Hundreds of people gathered at the gates of Hillsborough Castle, the royal residence in Northern Ireland, as King Charles was proclaimed the new monarch.
For the second time in two days, the sound of a gun salute reverberated around the Co Down village.
But while Friday’s 96-round salute was in memory of the late Queen, Saturday’s 21-gun salute marked the reign of a new King.
Reservists from 206 Battery 105 Regiment Royal Artillery fired the salute in the grounds of the castle, watched by Steve Baker, minister of state for Northern Ireland.
The union flag on top of the castle was temporarily moved to the top of the mast.
Outside the gates, hundreds of people had gathered. A lone piper could be heard playing the God Save The King and Abide With Me.
Several sash-wearing members of the Orange Order were also in attendance at the Co Down castle the moment Charles was proclaimed king at a ceremony in St James’s Palace.
The sea of floral tributes at the gates of Hillsborough Castle continues to grow, with bouquets and tributes now carpeting much of the tarmac and grass in the front area.
The public are being invited to come and pay their respects, but a significant security operation is under way in the village, with traffic restrictions and a shuttle bus service to take people to and from the castle.
Among those who came was Jennifer Crossland from Co Down, who said she felt compelled to come and pay her respects.
She said: “It was all such a big shock for everybody.
“The Queen was always there and this was her place to come to in Northern Ireland.
“It meant a lot to people here that she did come here so often.
“I was watching the news on Thursday when it was announced.
“I just felt this strange feeling, I just couldn’t believe it.
“It makes you remember all the people you have lost yourself and how death comes to us all.
“I once shook Prince William and Kate’s hand, when they came here after they got engaged.

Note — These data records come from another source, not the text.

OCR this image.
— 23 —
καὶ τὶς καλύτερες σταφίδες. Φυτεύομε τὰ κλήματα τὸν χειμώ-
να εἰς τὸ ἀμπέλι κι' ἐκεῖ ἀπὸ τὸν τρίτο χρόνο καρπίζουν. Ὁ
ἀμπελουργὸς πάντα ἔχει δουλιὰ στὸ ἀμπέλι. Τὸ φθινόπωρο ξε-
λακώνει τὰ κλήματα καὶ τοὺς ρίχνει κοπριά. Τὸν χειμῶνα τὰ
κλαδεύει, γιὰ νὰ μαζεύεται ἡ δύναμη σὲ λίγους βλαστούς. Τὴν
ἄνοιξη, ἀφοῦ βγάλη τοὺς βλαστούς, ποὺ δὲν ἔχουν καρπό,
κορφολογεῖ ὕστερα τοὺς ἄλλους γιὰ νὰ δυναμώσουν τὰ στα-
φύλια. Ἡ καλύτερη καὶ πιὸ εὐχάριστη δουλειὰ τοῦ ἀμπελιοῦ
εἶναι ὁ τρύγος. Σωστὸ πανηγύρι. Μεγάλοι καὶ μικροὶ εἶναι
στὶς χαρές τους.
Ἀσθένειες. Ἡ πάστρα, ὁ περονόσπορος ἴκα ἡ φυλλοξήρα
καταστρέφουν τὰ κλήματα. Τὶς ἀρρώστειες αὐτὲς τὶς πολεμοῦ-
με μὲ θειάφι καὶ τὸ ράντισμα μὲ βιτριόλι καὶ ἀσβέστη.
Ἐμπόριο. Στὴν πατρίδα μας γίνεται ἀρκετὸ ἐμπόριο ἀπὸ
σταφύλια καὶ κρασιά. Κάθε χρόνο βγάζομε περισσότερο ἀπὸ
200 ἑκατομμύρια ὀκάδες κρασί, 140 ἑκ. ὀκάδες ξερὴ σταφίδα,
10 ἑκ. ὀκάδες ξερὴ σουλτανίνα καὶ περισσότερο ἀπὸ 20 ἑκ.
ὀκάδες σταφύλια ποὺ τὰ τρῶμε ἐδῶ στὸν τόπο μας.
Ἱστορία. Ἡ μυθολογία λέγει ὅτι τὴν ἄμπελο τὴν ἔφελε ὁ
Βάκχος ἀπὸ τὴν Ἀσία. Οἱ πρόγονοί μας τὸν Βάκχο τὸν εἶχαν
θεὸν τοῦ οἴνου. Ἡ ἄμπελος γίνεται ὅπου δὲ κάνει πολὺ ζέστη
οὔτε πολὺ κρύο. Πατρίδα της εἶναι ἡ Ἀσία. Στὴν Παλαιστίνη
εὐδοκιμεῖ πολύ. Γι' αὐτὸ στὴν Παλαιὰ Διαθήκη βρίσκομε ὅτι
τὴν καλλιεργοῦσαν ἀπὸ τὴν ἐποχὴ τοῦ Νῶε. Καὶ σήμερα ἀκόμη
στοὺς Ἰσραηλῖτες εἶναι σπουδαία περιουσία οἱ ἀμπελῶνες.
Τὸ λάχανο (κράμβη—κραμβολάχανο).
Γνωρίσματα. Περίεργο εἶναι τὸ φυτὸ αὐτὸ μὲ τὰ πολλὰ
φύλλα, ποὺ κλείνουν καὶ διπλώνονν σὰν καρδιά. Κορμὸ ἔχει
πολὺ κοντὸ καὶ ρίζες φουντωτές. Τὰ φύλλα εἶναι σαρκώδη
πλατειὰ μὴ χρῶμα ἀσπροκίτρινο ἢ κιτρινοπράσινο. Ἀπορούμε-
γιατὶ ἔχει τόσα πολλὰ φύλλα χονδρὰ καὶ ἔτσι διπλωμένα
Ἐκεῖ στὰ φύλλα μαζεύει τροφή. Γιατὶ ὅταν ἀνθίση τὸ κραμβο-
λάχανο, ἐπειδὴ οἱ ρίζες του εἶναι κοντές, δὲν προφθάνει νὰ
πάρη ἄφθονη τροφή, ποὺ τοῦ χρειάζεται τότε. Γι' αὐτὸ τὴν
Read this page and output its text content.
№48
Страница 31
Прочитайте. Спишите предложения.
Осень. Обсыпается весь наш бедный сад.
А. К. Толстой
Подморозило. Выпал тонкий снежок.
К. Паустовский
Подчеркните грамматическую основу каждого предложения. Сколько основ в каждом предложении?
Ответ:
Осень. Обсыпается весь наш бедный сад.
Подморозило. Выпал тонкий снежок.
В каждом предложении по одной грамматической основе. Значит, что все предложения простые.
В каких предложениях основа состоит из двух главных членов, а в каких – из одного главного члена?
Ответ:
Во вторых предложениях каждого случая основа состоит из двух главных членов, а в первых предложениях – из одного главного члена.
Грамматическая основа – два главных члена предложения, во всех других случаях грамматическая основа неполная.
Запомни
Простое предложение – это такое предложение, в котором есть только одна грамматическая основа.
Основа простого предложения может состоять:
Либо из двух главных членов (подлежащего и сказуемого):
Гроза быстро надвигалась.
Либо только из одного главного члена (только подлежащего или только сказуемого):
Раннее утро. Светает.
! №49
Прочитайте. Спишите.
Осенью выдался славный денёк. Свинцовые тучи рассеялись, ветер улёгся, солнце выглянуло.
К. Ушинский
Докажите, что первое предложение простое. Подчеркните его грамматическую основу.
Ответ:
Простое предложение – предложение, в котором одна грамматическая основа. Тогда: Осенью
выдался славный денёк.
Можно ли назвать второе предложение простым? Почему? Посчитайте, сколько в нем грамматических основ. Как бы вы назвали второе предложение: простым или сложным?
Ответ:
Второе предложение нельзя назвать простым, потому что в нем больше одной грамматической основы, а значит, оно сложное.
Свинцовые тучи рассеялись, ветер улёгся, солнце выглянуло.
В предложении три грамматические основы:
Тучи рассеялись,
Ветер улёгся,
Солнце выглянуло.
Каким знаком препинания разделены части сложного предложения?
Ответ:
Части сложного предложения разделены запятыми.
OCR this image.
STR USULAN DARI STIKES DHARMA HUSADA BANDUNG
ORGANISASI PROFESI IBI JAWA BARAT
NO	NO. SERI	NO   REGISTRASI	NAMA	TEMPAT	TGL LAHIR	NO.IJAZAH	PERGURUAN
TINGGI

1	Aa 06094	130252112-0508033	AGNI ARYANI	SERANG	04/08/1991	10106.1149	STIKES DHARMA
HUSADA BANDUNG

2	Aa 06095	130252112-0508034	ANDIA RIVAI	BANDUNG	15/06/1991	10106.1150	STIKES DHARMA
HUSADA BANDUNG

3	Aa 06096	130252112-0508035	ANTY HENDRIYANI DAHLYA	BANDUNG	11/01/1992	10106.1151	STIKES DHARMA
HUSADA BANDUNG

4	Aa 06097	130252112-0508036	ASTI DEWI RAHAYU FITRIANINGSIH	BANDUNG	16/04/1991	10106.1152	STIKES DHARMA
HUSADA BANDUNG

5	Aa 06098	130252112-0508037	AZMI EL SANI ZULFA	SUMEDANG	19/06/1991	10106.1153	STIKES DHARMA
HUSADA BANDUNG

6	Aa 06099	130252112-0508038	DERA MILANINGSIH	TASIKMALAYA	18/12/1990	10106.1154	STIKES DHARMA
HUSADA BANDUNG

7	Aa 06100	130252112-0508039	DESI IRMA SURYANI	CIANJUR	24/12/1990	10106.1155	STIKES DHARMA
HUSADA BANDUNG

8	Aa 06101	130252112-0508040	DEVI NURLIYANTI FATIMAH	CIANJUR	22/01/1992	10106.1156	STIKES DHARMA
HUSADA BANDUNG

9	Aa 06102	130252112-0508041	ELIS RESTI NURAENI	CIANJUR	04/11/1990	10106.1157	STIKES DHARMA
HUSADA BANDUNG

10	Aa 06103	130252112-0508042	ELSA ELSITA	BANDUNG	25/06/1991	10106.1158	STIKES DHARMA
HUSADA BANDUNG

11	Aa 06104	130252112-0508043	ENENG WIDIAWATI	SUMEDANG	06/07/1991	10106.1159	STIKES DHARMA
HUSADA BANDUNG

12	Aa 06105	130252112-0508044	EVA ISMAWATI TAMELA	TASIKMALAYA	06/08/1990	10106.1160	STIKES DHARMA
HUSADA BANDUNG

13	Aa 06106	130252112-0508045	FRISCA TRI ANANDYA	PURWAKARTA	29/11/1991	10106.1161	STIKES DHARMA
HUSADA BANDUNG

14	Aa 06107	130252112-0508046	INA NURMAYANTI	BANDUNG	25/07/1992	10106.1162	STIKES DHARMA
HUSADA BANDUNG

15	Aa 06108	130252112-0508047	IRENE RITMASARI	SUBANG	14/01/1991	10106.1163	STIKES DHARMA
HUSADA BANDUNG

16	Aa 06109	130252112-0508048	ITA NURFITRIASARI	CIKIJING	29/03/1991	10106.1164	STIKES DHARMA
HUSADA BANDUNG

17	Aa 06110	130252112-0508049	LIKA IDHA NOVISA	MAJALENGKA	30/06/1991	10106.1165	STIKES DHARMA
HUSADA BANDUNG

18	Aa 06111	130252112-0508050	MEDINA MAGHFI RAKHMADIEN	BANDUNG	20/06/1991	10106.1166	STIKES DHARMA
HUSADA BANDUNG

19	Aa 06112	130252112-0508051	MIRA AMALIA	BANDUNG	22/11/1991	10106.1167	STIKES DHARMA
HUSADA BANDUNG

I spoke to Edward at the Balmoral Show.
“I have watched them all over the years, it is hard not to feel some sort of connection with the royal family.”
Books of condolence have been opened at locations across Northern Ireland following the death of the Queen and a number of sporting and public event this weekend have been cancelled.
More floral tributes were left on Saturday at the site of a mural of the Queen on Belfast’s Shankill Road and at CS Lewis Square in the east of the city.
Attention will return to Hillsborough on Sunday for the reading of the Accession Proclamation at the castle – at the same time as it is read in Edinburgh and Cardiff.
Later in the day the High Sheriff of Belfast John Hussey will don ceremonial robes when the proclamation is re-read at Belfast City Hall before a special meeting of the council to pay tribute to the Queen.
MLAs will return to Stormont on Monday to pay their tributes.